Mais les républicains qui étudient les abus possibles du DOJ et du FBI pourraient faire face à une forte résistance de la part des agences, selon Ruskin. Cela est particulièrement vrai si le House GOP veut se pencher sur des affaires en cours comme le raid du FBI Trump, auquel cas le bureau pourrait citer l’enquête en cours pour refuser de divulguer des informations.

Mais Ruskin considère la gestion par le FBI de l’ordinateur portable de Hunter Biden comme un point de départ potentiel.

Une “piste d’enquête évidente”, a-t-il dit, est “pourquoi la justice [Department] et le bureau a siégé pendant deux ans sans faire aucun progrès.”

Plus tôt cette année, Sen.
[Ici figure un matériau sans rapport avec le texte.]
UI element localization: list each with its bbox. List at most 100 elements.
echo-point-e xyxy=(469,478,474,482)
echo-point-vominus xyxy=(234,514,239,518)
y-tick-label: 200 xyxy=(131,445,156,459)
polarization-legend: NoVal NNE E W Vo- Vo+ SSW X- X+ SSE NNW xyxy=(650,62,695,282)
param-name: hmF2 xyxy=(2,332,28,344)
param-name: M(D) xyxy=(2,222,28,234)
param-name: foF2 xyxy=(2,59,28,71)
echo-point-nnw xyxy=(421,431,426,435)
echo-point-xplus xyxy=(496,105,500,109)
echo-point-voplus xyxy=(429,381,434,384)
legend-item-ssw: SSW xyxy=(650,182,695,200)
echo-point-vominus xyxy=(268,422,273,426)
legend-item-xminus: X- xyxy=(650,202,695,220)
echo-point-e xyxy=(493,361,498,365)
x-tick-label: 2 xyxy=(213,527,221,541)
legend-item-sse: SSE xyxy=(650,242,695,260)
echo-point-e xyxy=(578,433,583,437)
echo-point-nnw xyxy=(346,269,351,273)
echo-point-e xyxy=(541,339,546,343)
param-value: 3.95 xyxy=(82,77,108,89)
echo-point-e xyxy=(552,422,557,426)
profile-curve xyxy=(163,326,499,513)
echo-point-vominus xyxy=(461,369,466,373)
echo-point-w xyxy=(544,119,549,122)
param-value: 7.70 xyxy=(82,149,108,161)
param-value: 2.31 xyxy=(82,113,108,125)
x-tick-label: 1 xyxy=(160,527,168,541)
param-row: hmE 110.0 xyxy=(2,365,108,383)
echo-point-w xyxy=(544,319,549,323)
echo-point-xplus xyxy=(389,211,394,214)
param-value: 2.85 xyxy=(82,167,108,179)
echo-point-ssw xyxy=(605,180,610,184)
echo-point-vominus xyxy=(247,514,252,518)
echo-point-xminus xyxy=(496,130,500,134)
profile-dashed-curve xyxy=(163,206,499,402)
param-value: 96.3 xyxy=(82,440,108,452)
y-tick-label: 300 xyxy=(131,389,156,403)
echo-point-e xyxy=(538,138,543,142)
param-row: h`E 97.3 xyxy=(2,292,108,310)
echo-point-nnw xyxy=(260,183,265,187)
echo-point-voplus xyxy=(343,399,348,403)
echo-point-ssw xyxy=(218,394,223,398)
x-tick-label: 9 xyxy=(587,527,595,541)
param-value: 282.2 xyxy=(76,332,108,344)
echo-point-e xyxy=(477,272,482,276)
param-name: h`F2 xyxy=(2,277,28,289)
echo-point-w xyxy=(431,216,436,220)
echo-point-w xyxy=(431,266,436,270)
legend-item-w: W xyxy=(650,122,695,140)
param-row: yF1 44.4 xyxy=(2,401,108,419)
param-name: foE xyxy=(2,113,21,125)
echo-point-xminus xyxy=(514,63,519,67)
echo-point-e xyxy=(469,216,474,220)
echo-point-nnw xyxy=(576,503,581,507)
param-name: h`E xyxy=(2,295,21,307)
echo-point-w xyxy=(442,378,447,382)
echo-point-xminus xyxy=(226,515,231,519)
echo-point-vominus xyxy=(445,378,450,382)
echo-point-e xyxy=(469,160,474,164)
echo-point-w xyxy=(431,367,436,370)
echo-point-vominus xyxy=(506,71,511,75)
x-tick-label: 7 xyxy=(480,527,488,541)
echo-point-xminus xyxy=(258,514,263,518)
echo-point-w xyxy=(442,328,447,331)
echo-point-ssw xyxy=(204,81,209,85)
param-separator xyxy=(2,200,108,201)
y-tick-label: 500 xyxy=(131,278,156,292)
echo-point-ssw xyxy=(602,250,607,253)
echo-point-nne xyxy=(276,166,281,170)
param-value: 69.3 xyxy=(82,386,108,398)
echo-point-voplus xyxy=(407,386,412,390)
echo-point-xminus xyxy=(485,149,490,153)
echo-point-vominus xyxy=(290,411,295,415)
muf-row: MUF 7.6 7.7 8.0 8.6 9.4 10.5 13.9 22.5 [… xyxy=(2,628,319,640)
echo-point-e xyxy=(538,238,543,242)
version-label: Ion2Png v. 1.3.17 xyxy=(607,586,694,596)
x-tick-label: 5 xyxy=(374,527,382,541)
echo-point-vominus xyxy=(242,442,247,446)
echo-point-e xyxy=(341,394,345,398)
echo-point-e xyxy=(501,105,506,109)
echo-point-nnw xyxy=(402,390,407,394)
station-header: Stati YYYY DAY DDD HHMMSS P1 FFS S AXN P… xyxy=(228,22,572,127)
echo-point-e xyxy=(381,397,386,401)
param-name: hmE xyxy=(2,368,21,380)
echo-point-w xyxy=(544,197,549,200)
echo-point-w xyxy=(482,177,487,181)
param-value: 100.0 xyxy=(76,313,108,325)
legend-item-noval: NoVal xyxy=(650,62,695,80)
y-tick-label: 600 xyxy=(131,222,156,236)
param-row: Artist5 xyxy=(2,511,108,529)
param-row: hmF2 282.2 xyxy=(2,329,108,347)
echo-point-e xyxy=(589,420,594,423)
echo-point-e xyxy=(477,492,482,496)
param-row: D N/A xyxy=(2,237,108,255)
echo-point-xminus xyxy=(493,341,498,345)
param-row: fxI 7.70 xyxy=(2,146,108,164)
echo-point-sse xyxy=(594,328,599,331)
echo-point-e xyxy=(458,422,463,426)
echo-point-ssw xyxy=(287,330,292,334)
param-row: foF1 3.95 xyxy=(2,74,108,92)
Ron Johnson (R-Wis.) a révélé les affirmations des lanceurs d’alerte du FBI, alléguant que la direction du bureau au niveau local avait délibérément retardé l’examen de l’ordinateur portable Hunter Biden jusqu’après les élections de 2020, environ un an après que le FBI a obtenu l’ordinateur portable en décembre 2019. .

Rudy Giuliani arrive au palais de justice du comté de Fulton à Atlanta, en Géorgie, le 28 août. 17 février 2022. (John Bazemore/AP Photo)

Traitement de Giuliani

Ruskin a également noté qu’un jour avant le lancement prévu de la campagne 2024 de Trump, les procureurs ont annoncé qu’ils ne poursuivaient pas d’accusations pénales contre Rudy Giuliani, l’ancien avocat personnel de Trump, pour lobbying présumé en Ukraine. Cette décision a mis fin à une enquête de deux ans qui comprenait un raid très médiatisé du FBI en avril 2021 qui a abouti à la saisie de 18 appareils électroniques.

“L’affaire a probablement montré qu’ils n’avaient aucun cas et auraient probablement dû le rejeter il y a longtemps”, a déclaré Ruskin.

Si le nouveau Congrès décide d’examiner l’affaire Giuliani, une question qui pourrait se poser est de savoir s’il y avait une cause probable suffisante pour le mandat de perquisition et de saisie du FBI, ou si la décision était motivée par la malveillance politique, a déclaré Ruksin. Compte tenu du travail de Giuliani pour Trump et du “comportement douteux” du DOJ à l’égard de l’ancien président, il a déclaré “qu’il est raisonnable de supposer” que l’enquête était politiquement motivée.

Epoch Times a contacté le FBI et le DOJ pour commentaires.

Bien que les enquêtes prévues par le Congrès n’entraînent peut-être pas de poursuites pénales, Ruskin pense toujours qu’elles sont une étape nécessaire.

“La lumière du soleil est le meilleur désinfectant”, a-t-il déclaré, citant l’ancien juge de la Cour suprême Louis Brandeis. “Mettre en lumière les actes cachés est la meilleure façon de les gérer, du moins au début.”